Student debt has certainly been something that has been talked about for several years but the “crisis proportions” it has reached and its impact on multi-generations has exponentially increased its presence in the media.
Of the many facts and figures contained in the various articles in the issue, one of the more disturbing quotes that I read was that “45% of people with student loan debt said that college wasn’t worth it”.
I'll admit, my initial reaction to this quote was to curl up in a ball in the fetal position or down an entire pint of my favorite Ben and Jerry’s ice-cream. Regret feels like such a sad emotion, full of lost opportunity and unfulfilled experiences, but it doesn’t have to be. Instead, regret can be the opportunity to look at what was done before and use the information to choose a different path.
The results of the survey and the information shared in this article provide the chance to ask questions that help to create a different plan - one that yields more optimistic results for your children’s college experience and your family’s financial future.
Below are five key questions that you can ask your child that encourage them (and you) to consider the financial aspect up front in their overall college planning:
1. How can I create a plan so that I can graduate and know that college was worth it for me?
2. What will create a worthwhile experience for me academically, socially, financially (in terms of overall college cost)?
3. What are all of the financial options that are available to me?
4. What amount of debt am I comfortable with post-college?
5. What college(s) will best help me to maximize my overall goals and minimize my debt?

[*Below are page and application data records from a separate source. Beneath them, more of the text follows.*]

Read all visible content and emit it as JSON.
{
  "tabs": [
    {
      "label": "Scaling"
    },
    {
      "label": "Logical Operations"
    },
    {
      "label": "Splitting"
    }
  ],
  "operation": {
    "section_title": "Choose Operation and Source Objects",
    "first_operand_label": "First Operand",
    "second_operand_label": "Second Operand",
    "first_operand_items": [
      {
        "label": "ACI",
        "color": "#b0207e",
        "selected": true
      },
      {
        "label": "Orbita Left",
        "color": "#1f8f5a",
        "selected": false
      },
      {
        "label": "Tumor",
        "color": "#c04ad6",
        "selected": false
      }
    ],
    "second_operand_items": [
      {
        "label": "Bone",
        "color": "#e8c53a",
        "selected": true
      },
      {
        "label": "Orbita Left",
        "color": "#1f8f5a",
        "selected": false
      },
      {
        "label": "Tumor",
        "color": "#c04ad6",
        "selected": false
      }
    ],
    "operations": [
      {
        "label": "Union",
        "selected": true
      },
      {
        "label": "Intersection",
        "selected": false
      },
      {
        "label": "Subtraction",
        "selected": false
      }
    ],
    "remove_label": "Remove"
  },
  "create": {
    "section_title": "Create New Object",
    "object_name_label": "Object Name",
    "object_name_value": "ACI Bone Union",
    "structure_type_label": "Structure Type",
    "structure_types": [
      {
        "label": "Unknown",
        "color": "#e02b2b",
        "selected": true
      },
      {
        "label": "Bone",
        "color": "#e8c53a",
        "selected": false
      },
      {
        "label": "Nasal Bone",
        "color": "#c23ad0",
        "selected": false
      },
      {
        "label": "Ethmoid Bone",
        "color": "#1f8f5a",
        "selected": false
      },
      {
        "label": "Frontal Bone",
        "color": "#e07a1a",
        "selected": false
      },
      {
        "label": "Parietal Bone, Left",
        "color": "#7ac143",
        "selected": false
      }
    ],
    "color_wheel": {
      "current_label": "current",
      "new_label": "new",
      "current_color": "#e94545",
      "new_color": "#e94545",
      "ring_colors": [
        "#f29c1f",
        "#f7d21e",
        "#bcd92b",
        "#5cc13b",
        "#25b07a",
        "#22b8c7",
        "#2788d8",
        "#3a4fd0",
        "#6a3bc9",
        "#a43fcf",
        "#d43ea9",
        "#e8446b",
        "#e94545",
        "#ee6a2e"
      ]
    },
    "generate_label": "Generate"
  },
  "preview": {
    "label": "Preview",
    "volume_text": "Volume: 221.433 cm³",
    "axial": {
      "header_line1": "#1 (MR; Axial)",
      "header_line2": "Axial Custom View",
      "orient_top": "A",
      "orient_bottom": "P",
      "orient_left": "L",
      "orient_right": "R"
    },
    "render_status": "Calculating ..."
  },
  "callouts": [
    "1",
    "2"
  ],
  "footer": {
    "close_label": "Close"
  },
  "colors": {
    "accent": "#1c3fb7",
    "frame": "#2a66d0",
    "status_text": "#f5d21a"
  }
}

Notice that these questions do not assume that there is one best way. There are many examples of students who graduate with large student loan debt and manage that extremely well. The key, is that they PLAN for this up front and understand what is involved, as opposed to students who made financial aid decisions without obtaining any help or had no knowledge of what they got themselves into.
Taking the time to explore and discover the answers to these questions help students and their families to think about the overall outcomes and intention they want to achieve academically, socially, emotionally and financially – which turns college regret into a successful college experience!